Centrando o seu discurso nos problemas sociais, a direita venezuelana, tentou captar a base eleitoral bolivariana e conseguiu-o em parte. Claro que para a burguesia venezuelana (e para os USA) o que está em causa é o recurso da imensa reserva petrolífera do país, que se escapa da sua mão por 300 mil votos. Mas ganhou um espaço importante, impondo a divisão do país, que obrigará o governo bolivariano e as organizações populares a definirem com mais precisão os resultados e os impactos dos seus projetos.

III - Alegam, os direitistas, que ouve fraude no processo eleitoral.
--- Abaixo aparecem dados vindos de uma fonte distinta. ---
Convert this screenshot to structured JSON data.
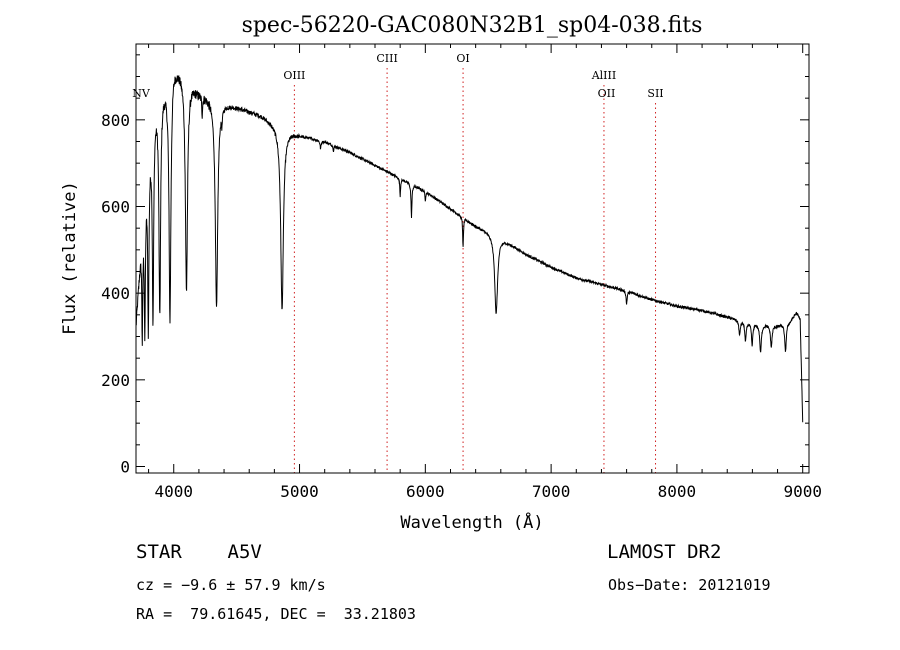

Mas a fiabilidade, transparência e confiança do sistema eleitoral venezuelano é reconhecido por todos os especialistas que o analisaram e o auditaram, inclusive pelo Centro Carter (do ex-presidente norte americano Jimmy Carter).

A Venezuela possui um sistema de votação totalmente automatizado, desde 2004. Utiliza um sistema de 16 auditorias, em todas as fases do processo eleitoral, acordados e aprovadas por todas as forças politicas participantes.

O acto eleitoral processa-se em 5 etapas. A primeira é a identificação. Nesta etapa a cédula de identificação é apresentada ao presidente da mesa eleitoral onde é registada no Sistema de Autentificação Integral. A segunda etapa consiste no voto, propriamente dito, onde o eleitor efectiva a sua escolha no ecrã da máquina de voto. A terceira etapa consiste no depósito do voto na urna, ou seja o depósito do comprovativo que é impresso no acto da escolha e que é depositado. A quarta etapa consiste na assinatura do livro de registo e a última etapa é a impregnação do dedo com tinta. Previamente ao acto são auditados o hardware, o software, os sistemas de transmissão e os procedimentos.

Os votos ficam armazenados, aleatoriamente, na memória da máquina de voto que não transmite os dados armazenados até ao final do processo eleitoral. Os membros de cada mesa, com os delegados dos partidos, elegem 54% das urnas para cruzar os votos depositados com os armazenados na máquina. Em termos estatísticos bastariam 5% das urnas para detectar irregularidades (nestas últimas eleições, Maduro aceitou a reclamação da oposição para auditar a totalidade das mesas).

Uma vez finalizado o processo de votação em cada centro eleitoral, os votos são transmitidos (de forma cifrada) através de uma rede segura da empresa pública de telecomunicações (CANTV) e são recebidos pelo sistema de totalização, que comprova a autenticidade dos envios. Todo o sistema de transmissão utiliza assinatura eletrónica, com chaves cedidas pela Comissão Nacional Eleitoral: as organizações dos partidos participantes e o provedor tecnológico, sendo os acessos comprovados pelas três partes.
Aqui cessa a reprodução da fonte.